Spain, under Prime Minister Pedro Sanchez, has positioned itself as one of Israel's most vocal critics in Europe. Madrid formally recognized a Palestinian state in 2024, prompting Israel to recall its ambassador. Israel's ambassadorial post in Madrid has sat vacant ever since, with a charge d'affaires overseeing the embassy instead.
The relationship deteriorated further this year. In March, Spain withdrew its own ambassador from Tel Aviv in protest of the war in Gaza and the joint U.S.-Israel operation against Iran, with Sanchez calling the strikes on Iran "unjustifiable." The following month, Foreign Minister Gideon Saar barred Spanish representatives from a multinational center coordinating the Gaza ceasefire in Kiryat Gat, accusing Sanchez's government of waging what Prime Minister Benjamin Netanyahu called a "diplomatic war" against Israel. Netanyahu went further, accusing Spain of defaming "the soldiers of the most moral army in the world."
Spain's parliament also enshrined a total arms embargo on Israel into law last October, banning the sale of weapons, dual-use technology, and military equipment. Sanchez has separately pushed for the European Union to suspend its association agreement with Israel, and has spoken out against Israeli military operations in Lebanon as well as Gaza.
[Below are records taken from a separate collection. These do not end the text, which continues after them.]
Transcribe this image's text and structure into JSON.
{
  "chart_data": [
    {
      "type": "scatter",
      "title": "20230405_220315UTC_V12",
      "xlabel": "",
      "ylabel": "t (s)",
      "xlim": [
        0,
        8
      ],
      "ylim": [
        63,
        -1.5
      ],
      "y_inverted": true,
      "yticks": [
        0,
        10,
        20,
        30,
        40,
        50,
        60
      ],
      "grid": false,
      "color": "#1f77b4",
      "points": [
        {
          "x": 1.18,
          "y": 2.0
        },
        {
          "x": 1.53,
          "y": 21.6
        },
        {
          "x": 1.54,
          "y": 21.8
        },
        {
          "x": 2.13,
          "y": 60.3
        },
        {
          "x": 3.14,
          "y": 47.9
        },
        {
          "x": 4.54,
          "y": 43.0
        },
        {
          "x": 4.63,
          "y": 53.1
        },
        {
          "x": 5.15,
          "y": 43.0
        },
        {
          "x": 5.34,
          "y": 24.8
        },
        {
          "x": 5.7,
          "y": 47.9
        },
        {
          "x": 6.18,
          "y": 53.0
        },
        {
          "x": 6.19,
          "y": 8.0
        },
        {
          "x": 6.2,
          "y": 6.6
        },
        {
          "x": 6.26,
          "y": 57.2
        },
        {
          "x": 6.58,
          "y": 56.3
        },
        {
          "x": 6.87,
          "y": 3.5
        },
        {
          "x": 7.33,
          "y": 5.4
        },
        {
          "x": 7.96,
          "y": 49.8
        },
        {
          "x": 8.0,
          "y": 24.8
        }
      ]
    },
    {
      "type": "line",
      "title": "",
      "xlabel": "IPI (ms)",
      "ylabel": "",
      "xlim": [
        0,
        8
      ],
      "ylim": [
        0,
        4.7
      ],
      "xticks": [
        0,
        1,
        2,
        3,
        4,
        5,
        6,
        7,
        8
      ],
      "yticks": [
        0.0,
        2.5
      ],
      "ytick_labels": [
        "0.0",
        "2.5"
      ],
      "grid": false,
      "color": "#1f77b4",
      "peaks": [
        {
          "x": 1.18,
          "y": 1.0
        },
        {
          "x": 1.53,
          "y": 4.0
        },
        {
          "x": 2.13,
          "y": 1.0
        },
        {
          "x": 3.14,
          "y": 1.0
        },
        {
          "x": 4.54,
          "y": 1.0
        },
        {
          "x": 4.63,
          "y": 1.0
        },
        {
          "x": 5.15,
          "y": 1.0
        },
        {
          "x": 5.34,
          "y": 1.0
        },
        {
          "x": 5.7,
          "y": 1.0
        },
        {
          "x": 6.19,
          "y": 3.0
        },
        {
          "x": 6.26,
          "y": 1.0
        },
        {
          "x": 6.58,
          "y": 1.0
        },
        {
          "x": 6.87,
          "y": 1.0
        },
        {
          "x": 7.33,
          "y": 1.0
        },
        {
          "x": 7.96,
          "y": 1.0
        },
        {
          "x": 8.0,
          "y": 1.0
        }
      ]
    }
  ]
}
Argentina, by contrast, has moved in the opposite direction entirely under President Javier Milei. Since taking office in December 2023, Milei has cultivated what Israeli officials describe as one of the closest relationships between Jerusalem and any government in Latin America. He has made emotional visits to the Western Wall, designated Iran's Islamic Revolutionary Guard Corps Quds Force a terrorist organization, and confirmed plans to relocate Argentina's embassy in Israel from Tel Aviv to Jerusalem. Milei has also spoken openly about his personal fascination with Judaism, including regular pilgrimages to the Queens, New York gravesite of the Lubavitcher Rebbe, Rabbi Menachem Mendel Schneerson, and has even floated the idea of converting.
Argentina is also home to the sixth largest Jewish community in the world, and Milei has built a close working relationship with DAIA, the umbrella organization representing Argentine Jewry, framing his support for Israel and the local Jewish community as part of a single, unified worldview centered on fighting antisemitism.
Messi himself carries some of that goodwill personally. The Argentine captain has visited Israel in the past, and Jerusalem Post commentary earlier in this tournament pushed back directly on online claims, largely originating from critics in Egypt and Algeria, suggesting that supporting Messi's Argentina was somehow inconsistent with pro-Palestinian sympathies. That framing has resurfaced repeatedly throughout the tournament as Messi's Argentina advanced.
It is worth noting the picture inside Argentina itself is more complicated than Milei's rhetoric suggests. Polling has shown a majority of Argentinians hold unfavorable views of Israel, and Diego Maradona, Argentina's other footballing icon, was an outspoken supporter of the Palestinian cause during his lifetime. Messi has not made comparable political statements himself. But at the level of government policy, and for many Israelis watching Sunday's final, the contrast between a Spanish government that has recalled its ambassador and armed an embargo against Israel, and an Argentine government actively courting Jerusalem as a strategic ally, gives this final a rooting interest well beyond the scoreline.
Kickoff is Sunday, July 19, at 3 p.m. ET, 10 p.m. Israel time, at MetLife Stadium in East Rutherford, New Jersey.